Another significant outstanding question is whether peer navigators are the best use of limited philanthropic and government resources for homelessness. The question of “navigation to where?” is as relevant now as it was last year, when the city council first debated whether to fund the program. During the four years of the Durkan administration, Seattle added just 350 new permanent shelter beds as the total number of people experiencing homelessness surged. If peer navigators are just another kind of case manager for people living outdoors, their effectiveness will be constrained by the lack of off-ramps leading people out of homelessness in Seattle—off-ramps such as non-congregate shelter, long-term rent assistance, and permanent supportive housing.

A team of outreach workers employed directly by a government agency will almost certainly be better paid than existing service providers who do similar work, who have found it nearly impossible to retain long-term staff due to low wages and burnout. The council secured a one-time 5.8 percent wage adjustment for homeless service providers, on top of a one-time 3 percent inflation adjustment, last year, but they remain woefully underpaid.

A job listing for case managers in the Downtown Emergency Service Center’s HOST program, which provides intensive case management and outreach similar to what peer navigators would provide for their clients, shows a starting salary of $51,000 a year. A two-tiered system in which the KCRHA pays much higher wages than nonprofits can offer for similar positions could worsen the staffing crisis at existing agencies, service providers who spoke to us on background about the proposal noted.

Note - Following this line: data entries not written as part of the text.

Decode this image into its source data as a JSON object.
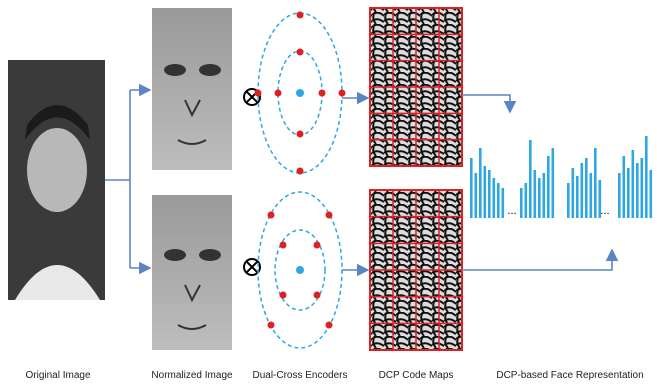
{
  "labels": {
    "original": "Original Image",
    "normalized": "Normalized Image",
    "encoders": "Dual-Cross Encoders",
    "code_maps": "DCP Code Maps",
    "representation": "DCP-based Face Representation"
  },
  "ellipses": [
    "...",
    "..."
  ]
}
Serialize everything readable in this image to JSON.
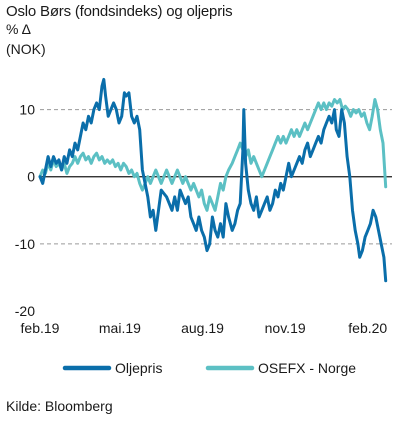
{
  "title": "Oslo Børs (fondsindeks) og oljepris",
  "unit_line1": "% Δ",
  "unit_line2": "(NOK)",
  "source": "Kilde: Bloomberg",
  "chart_data": {
    "type": "line",
    "ylim": [
      -20,
      15
    ],
    "yticks": [
      {
        "value": 10,
        "label": "10"
      },
      {
        "value": 0,
        "label": "0"
      },
      {
        "value": -10,
        "label": "-10"
      },
      {
        "value": -20,
        "label": "-20"
      }
    ],
    "xlim": [
      "2019-02-01",
      "2020-02-28"
    ],
    "xticks": [
      {
        "date": "2019-02-01",
        "label": "feb.19"
      },
      {
        "date": "2019-05-01",
        "label": "mai.19"
      },
      {
        "date": "2019-08-01",
        "label": "aug.19"
      },
      {
        "date": "2019-11-01",
        "label": "nov.19"
      },
      {
        "date": "2020-02-01",
        "label": "feb.20"
      }
    ],
    "grid": "horizontal dashed",
    "legend_position": "bottom",
    "series": [
      {
        "name": "Oljepris",
        "color": "#0a6eaa",
        "points": [
          [
            "2019-02-01",
            0
          ],
          [
            "2019-02-04",
            -1
          ],
          [
            "2019-02-07",
            1
          ],
          [
            "2019-02-10",
            3
          ],
          [
            "2019-02-13",
            1.5
          ],
          [
            "2019-02-16",
            3
          ],
          [
            "2019-02-19",
            2
          ],
          [
            "2019-02-22",
            2.5
          ],
          [
            "2019-02-25",
            1
          ],
          [
            "2019-02-28",
            3
          ],
          [
            "2019-03-03",
            2
          ],
          [
            "2019-03-06",
            4
          ],
          [
            "2019-03-09",
            3
          ],
          [
            "2019-03-12",
            5
          ],
          [
            "2019-03-15",
            4
          ],
          [
            "2019-03-18",
            6
          ],
          [
            "2019-03-21",
            8
          ],
          [
            "2019-03-24",
            7
          ],
          [
            "2019-03-27",
            9
          ],
          [
            "2019-03-30",
            8
          ],
          [
            "2019-04-02",
            10
          ],
          [
            "2019-04-05",
            11
          ],
          [
            "2019-04-08",
            10
          ],
          [
            "2019-04-11",
            13.5
          ],
          [
            "2019-04-13",
            14.5
          ],
          [
            "2019-04-15",
            12
          ],
          [
            "2019-04-18",
            9
          ],
          [
            "2019-04-21",
            10
          ],
          [
            "2019-04-24",
            11
          ],
          [
            "2019-04-27",
            10
          ],
          [
            "2019-04-30",
            8
          ],
          [
            "2019-05-03",
            9
          ],
          [
            "2019-05-06",
            12.5
          ],
          [
            "2019-05-08",
            12
          ],
          [
            "2019-05-11",
            12.5
          ],
          [
            "2019-05-14",
            9
          ],
          [
            "2019-05-17",
            8
          ],
          [
            "2019-05-20",
            9
          ],
          [
            "2019-05-23",
            7
          ],
          [
            "2019-05-26",
            1
          ],
          [
            "2019-05-29",
            -1
          ],
          [
            "2019-06-01",
            -3
          ],
          [
            "2019-06-04",
            -6
          ],
          [
            "2019-06-07",
            -5
          ],
          [
            "2019-06-10",
            -8
          ],
          [
            "2019-06-13",
            -5
          ],
          [
            "2019-06-16",
            -2
          ],
          [
            "2019-06-19",
            -2.5
          ],
          [
            "2019-06-22",
            -3
          ],
          [
            "2019-06-25",
            -4
          ],
          [
            "2019-06-28",
            -5
          ],
          [
            "2019-07-01",
            -3
          ],
          [
            "2019-07-04",
            -5
          ],
          [
            "2019-07-07",
            -2
          ],
          [
            "2019-07-10",
            -3
          ],
          [
            "2019-07-13",
            -4
          ],
          [
            "2019-07-16",
            -3
          ],
          [
            "2019-07-19",
            -6
          ],
          [
            "2019-07-22",
            -7
          ],
          [
            "2019-07-25",
            -8
          ],
          [
            "2019-07-28",
            -6
          ],
          [
            "2019-07-31",
            -8
          ],
          [
            "2019-08-03",
            -9
          ],
          [
            "2019-08-06",
            -11
          ],
          [
            "2019-08-09",
            -10
          ],
          [
            "2019-08-12",
            -6
          ],
          [
            "2019-08-15",
            -8
          ],
          [
            "2019-08-18",
            -9
          ],
          [
            "2019-08-21",
            -7
          ],
          [
            "2019-08-24",
            -9
          ],
          [
            "2019-08-27",
            -4
          ],
          [
            "2019-08-30",
            -6
          ],
          [
            "2019-09-03",
            -8
          ],
          [
            "2019-09-06",
            -7
          ],
          [
            "2019-09-09",
            -5
          ],
          [
            "2019-09-12",
            -4
          ],
          [
            "2019-09-15",
            4
          ],
          [
            "2019-09-16",
            10
          ],
          [
            "2019-09-18",
            2
          ],
          [
            "2019-09-21",
            -2
          ],
          [
            "2019-09-24",
            -4
          ],
          [
            "2019-09-27",
            -5
          ],
          [
            "2019-09-30",
            -3
          ],
          [
            "2019-10-03",
            -6
          ],
          [
            "2019-10-06",
            -5
          ],
          [
            "2019-10-09",
            -4
          ],
          [
            "2019-10-12",
            -3
          ],
          [
            "2019-10-15",
            -5
          ],
          [
            "2019-10-18",
            -4
          ],
          [
            "2019-10-21",
            -2
          ],
          [
            "2019-10-24",
            -3
          ],
          [
            "2019-10-27",
            -1
          ],
          [
            "2019-10-30",
            -2
          ],
          [
            "2019-11-02",
            0
          ],
          [
            "2019-11-05",
            2
          ],
          [
            "2019-11-08",
            0
          ],
          [
            "2019-11-11",
            1
          ],
          [
            "2019-11-14",
            2
          ],
          [
            "2019-11-17",
            3
          ],
          [
            "2019-11-20",
            2
          ],
          [
            "2019-11-23",
            4
          ],
          [
            "2019-11-26",
            5
          ],
          [
            "2019-11-29",
            3
          ],
          [
            "2019-12-02",
            4
          ],
          [
            "2019-12-05",
            5
          ],
          [
            "2019-12-08",
            6
          ],
          [
            "2019-12-11",
            5
          ],
          [
            "2019-12-14",
            7
          ],
          [
            "2019-12-17",
            8
          ],
          [
            "2019-12-20",
            9
          ],
          [
            "2019-12-23",
            8
          ],
          [
            "2019-12-26",
            10
          ],
          [
            "2019-12-28",
            7
          ],
          [
            "2019-12-31",
            6
          ],
          [
            "2020-01-03",
            10
          ],
          [
            "2020-01-06",
            8
          ],
          [
            "2020-01-09",
            3
          ],
          [
            "2020-01-12",
            0
          ],
          [
            "2020-01-15",
            -5
          ],
          [
            "2020-01-18",
            -8
          ],
          [
            "2020-01-21",
            -10
          ],
          [
            "2020-01-23",
            -12
          ],
          [
            "2020-01-26",
            -11
          ],
          [
            "2020-01-29",
            -9
          ],
          [
            "2020-02-01",
            -8
          ],
          [
            "2020-02-04",
            -7
          ],
          [
            "2020-02-07",
            -5
          ],
          [
            "2020-02-10",
            -6
          ],
          [
            "2020-02-13",
            -8
          ],
          [
            "2020-02-16",
            -10
          ],
          [
            "2020-02-19",
            -12
          ],
          [
            "2020-02-21",
            -15.5
          ]
        ]
      },
      {
        "name": "OSEFX - Norge",
        "color": "#5cc0c4",
        "points": [
          [
            "2019-02-01",
            0
          ],
          [
            "2019-02-04",
            1
          ],
          [
            "2019-02-07",
            0.5
          ],
          [
            "2019-02-10",
            2
          ],
          [
            "2019-02-13",
            1
          ],
          [
            "2019-02-16",
            2.5
          ],
          [
            "2019-02-19",
            1.5
          ],
          [
            "2019-02-22",
            2
          ],
          [
            "2019-02-25",
            1
          ],
          [
            "2019-02-28",
            2
          ],
          [
            "2019-03-03",
            0.5
          ],
          [
            "2019-03-06",
            1.5
          ],
          [
            "2019-03-09",
            2
          ],
          [
            "2019-03-12",
            3
          ],
          [
            "2019-03-15",
            2
          ],
          [
            "2019-03-18",
            3
          ],
          [
            "2019-03-21",
            3.5
          ],
          [
            "2019-03-24",
            2.5
          ],
          [
            "2019-03-27",
            3
          ],
          [
            "2019-03-30",
            2
          ],
          [
            "2019-04-02",
            3
          ],
          [
            "2019-04-05",
            3.5
          ],
          [
            "2019-04-08",
            2.5
          ],
          [
            "2019-04-11",
            3
          ],
          [
            "2019-04-14",
            2
          ],
          [
            "2019-04-17",
            2.5
          ],
          [
            "2019-04-20",
            2
          ],
          [
            "2019-04-23",
            2.5
          ],
          [
            "2019-04-26",
            1.5
          ],
          [
            "2019-04-29",
            2
          ],
          [
            "2019-05-02",
            1
          ],
          [
            "2019-05-05",
            2
          ],
          [
            "2019-05-08",
            1.5
          ],
          [
            "2019-05-11",
            0.5
          ],
          [
            "2019-05-14",
            1
          ],
          [
            "2019-05-17",
            0
          ],
          [
            "2019-05-20",
            0.5
          ],
          [
            "2019-05-23",
            -1
          ],
          [
            "2019-05-26",
            -2
          ],
          [
            "2019-05-29",
            -1
          ],
          [
            "2019-06-01",
            0
          ],
          [
            "2019-06-04",
            -1
          ],
          [
            "2019-06-07",
            0
          ],
          [
            "2019-06-10",
            1
          ],
          [
            "2019-06-13",
            0
          ],
          [
            "2019-06-16",
            -1
          ],
          [
            "2019-06-19",
            0
          ],
          [
            "2019-06-22",
            1
          ],
          [
            "2019-06-25",
            0
          ],
          [
            "2019-06-28",
            -1
          ],
          [
            "2019-07-01",
            0
          ],
          [
            "2019-07-04",
            1
          ],
          [
            "2019-07-07",
            0
          ],
          [
            "2019-07-10",
            -1
          ],
          [
            "2019-07-13",
            0
          ],
          [
            "2019-07-16",
            -1
          ],
          [
            "2019-07-19",
            -2
          ],
          [
            "2019-07-22",
            -1
          ],
          [
            "2019-07-25",
            -2
          ],
          [
            "2019-07-28",
            -3
          ],
          [
            "2019-07-31",
            -2
          ],
          [
            "2019-08-03",
            -4
          ],
          [
            "2019-08-06",
            -5
          ],
          [
            "2019-08-09",
            -3
          ],
          [
            "2019-08-12",
            -4
          ],
          [
            "2019-08-15",
            -5
          ],
          [
            "2019-08-18",
            -3
          ],
          [
            "2019-08-21",
            -1
          ],
          [
            "2019-08-24",
            -2
          ],
          [
            "2019-08-27",
            0
          ],
          [
            "2019-08-30",
            1
          ],
          [
            "2019-09-03",
            2
          ],
          [
            "2019-09-06",
            3
          ],
          [
            "2019-09-09",
            4
          ],
          [
            "2019-09-12",
            5
          ],
          [
            "2019-09-15",
            4
          ],
          [
            "2019-09-18",
            3
          ],
          [
            "2019-09-21",
            4
          ],
          [
            "2019-09-24",
            2
          ],
          [
            "2019-09-27",
            3
          ],
          [
            "2019-09-30",
            2
          ],
          [
            "2019-10-03",
            1
          ],
          [
            "2019-10-06",
            0
          ],
          [
            "2019-10-09",
            1
          ],
          [
            "2019-10-12",
            2
          ],
          [
            "2019-10-15",
            3
          ],
          [
            "2019-10-18",
            4
          ],
          [
            "2019-10-21",
            5
          ],
          [
            "2019-10-24",
            6
          ],
          [
            "2019-10-27",
            5
          ],
          [
            "2019-10-30",
            6
          ],
          [
            "2019-11-02",
            5
          ],
          [
            "2019-11-05",
            6
          ],
          [
            "2019-11-08",
            7
          ],
          [
            "2019-11-11",
            6
          ],
          [
            "2019-11-14",
            7
          ],
          [
            "2019-11-17",
            6
          ],
          [
            "2019-11-20",
            7
          ],
          [
            "2019-11-23",
            8
          ],
          [
            "2019-11-26",
            7
          ],
          [
            "2019-11-29",
            8
          ],
          [
            "2019-12-02",
            9
          ],
          [
            "2019-12-05",
            10
          ],
          [
            "2019-12-08",
            11
          ],
          [
            "2019-12-11",
            10
          ],
          [
            "2019-12-14",
            11
          ],
          [
            "2019-12-17",
            10
          ],
          [
            "2019-12-20",
            11
          ],
          [
            "2019-12-23",
            10.5
          ],
          [
            "2019-12-26",
            11.5
          ],
          [
            "2019-12-29",
            11
          ],
          [
            "2020-01-01",
            11.5
          ],
          [
            "2020-01-04",
            10
          ],
          [
            "2020-01-07",
            10.5
          ],
          [
            "2020-01-10",
            10
          ],
          [
            "2020-01-13",
            9
          ],
          [
            "2020-01-16",
            10
          ],
          [
            "2020-01-19",
            9.5
          ],
          [
            "2020-01-22",
            10
          ],
          [
            "2020-01-25",
            9
          ],
          [
            "2020-01-28",
            9.5
          ],
          [
            "2020-01-31",
            8
          ],
          [
            "2020-02-03",
            7
          ],
          [
            "2020-02-06",
            9
          ],
          [
            "2020-02-09",
            11.5
          ],
          [
            "2020-02-12",
            10
          ],
          [
            "2020-02-15",
            7
          ],
          [
            "2020-02-18",
            5
          ],
          [
            "2020-02-21",
            -1.5
          ]
        ]
      }
    ]
  }
}
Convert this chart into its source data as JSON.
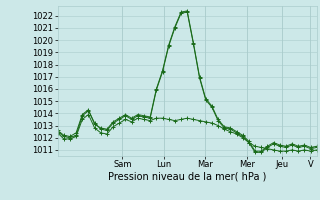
{
  "title": "",
  "xlabel": "Pression niveau de la mer( hPa )",
  "ylim": [
    1010.5,
    1022.8
  ],
  "yticks": [
    1011,
    1012,
    1013,
    1014,
    1015,
    1016,
    1017,
    1018,
    1019,
    1020,
    1021,
    1022
  ],
  "background_color": "#cce8e8",
  "grid_color": "#aacccc",
  "line_color": "#1a6b1a",
  "day_labels": [
    "Sam",
    "Lun",
    "Mar",
    "Mer",
    "Jeu",
    "V"
  ],
  "day_positions": [
    0.25,
    0.41,
    0.57,
    0.73,
    0.865,
    0.975
  ],
  "series": [
    [
      1012.5,
      1012.1,
      1012.0,
      1012.2,
      1013.8,
      1014.2,
      1013.2,
      1012.7,
      1012.6,
      1013.2,
      1013.5,
      1013.8,
      1013.5,
      1013.8,
      1013.7,
      1013.6,
      1015.9,
      1017.4,
      1019.5,
      1021.0,
      1022.2,
      1022.3,
      1019.7,
      1016.9,
      1015.1,
      1014.5,
      1013.4,
      1012.8,
      1012.7,
      1012.4,
      1012.1,
      1011.6,
      1010.8,
      1010.8,
      1011.2,
      1011.5,
      1011.3,
      1011.2,
      1011.4,
      1011.2,
      1011.3,
      1011.1,
      1011.2
    ],
    [
      1012.4,
      1011.9,
      1011.9,
      1012.1,
      1013.5,
      1013.9,
      1012.8,
      1012.4,
      1012.3,
      1012.9,
      1013.2,
      1013.5,
      1013.3,
      1013.6,
      1013.5,
      1013.4,
      1013.6,
      1013.6,
      1013.5,
      1013.4,
      1013.5,
      1013.6,
      1013.5,
      1013.4,
      1013.3,
      1013.2,
      1013.0,
      1012.7,
      1012.5,
      1012.3,
      1012.0,
      1011.6,
      1011.3,
      1011.2,
      1011.1,
      1011.0,
      1010.9,
      1010.9,
      1011.0,
      1010.9,
      1011.0,
      1010.9,
      1011.0
    ],
    [
      1012.6,
      1012.2,
      1012.1,
      1012.4,
      1013.9,
      1014.3,
      1013.1,
      1012.8,
      1012.7,
      1013.3,
      1013.6,
      1013.9,
      1013.6,
      1013.9,
      1013.8,
      1013.7,
      1016.0,
      1017.5,
      1019.6,
      1021.1,
      1022.3,
      1022.4,
      1019.8,
      1017.0,
      1015.2,
      1014.6,
      1013.5,
      1012.9,
      1012.8,
      1012.5,
      1012.2,
      1011.7,
      1010.9,
      1010.9,
      1011.3,
      1011.6,
      1011.4,
      1011.3,
      1011.5,
      1011.3,
      1011.4,
      1011.2,
      1011.3
    ]
  ],
  "n_points": 43,
  "xlabel_fontsize": 7,
  "ytick_fontsize": 6,
  "xtick_fontsize": 6
}
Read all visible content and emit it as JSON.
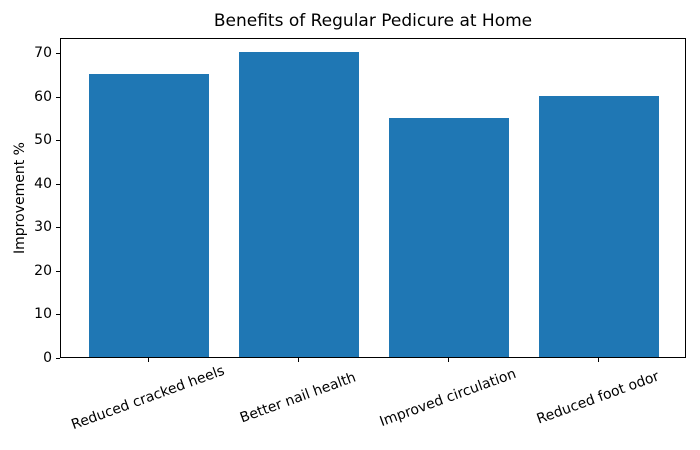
{
  "chart_data": {
    "type": "bar",
    "title": "Benefits of Regular Pedicure at Home",
    "categories": [
      "Reduced cracked heels",
      "Better nail health",
      "Improved circulation",
      "Reduced foot odor"
    ],
    "values": [
      65,
      70,
      55,
      60
    ],
    "xlabel": "",
    "ylabel": "Improvement %",
    "ylim": [
      0,
      73.5
    ],
    "yticks": [
      0,
      10,
      20,
      30,
      40,
      50,
      60,
      70
    ],
    "x_tick_rotation_deg": 20,
    "grid": false,
    "legend_position": "none",
    "bar_color": "#1f77b4",
    "text_color": "#000000",
    "background_color": "#ffffff"
  }
}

Finally, it’s unclear how people would be prioritized for the peer navigator program, which Dones proposed last year as part of the KCRHA’s downtown Seattle emphasis plan. The county’s Lived Experience Coalition will play a large role in designing the program, according to the program description on KCRHA’s website.

3 thoughts on “Homelessness Authority To Announce One-Time Philanthropic Funding for “Peer Navigators” Downtown”

  1. The question of “navigation to where?” Exactly. Which shows that the fundamental issue is lack of housing for everyone in King County. Hence the urgent need for zoning reform to create more housing.

  2. If I am not mistaken, that picture shows the site of the old SPD HQ that was demo’ed 17 years ago and has been vacant, a literal hole in the ground across from City Hall, since then. 1.3 acres in this economy, idle, an investment for a Canadian developer to hold until a project pencils out or they get a better offer. If it was assessed a ground rent like was offered on the Mercer Megablock project, it could be paying millions a year over a 99 year term and have been developed, ie could have been housing people, a decade or more ago. City Council and the mayor have been looking at empty block since 2005 and have done nothing to get it developed.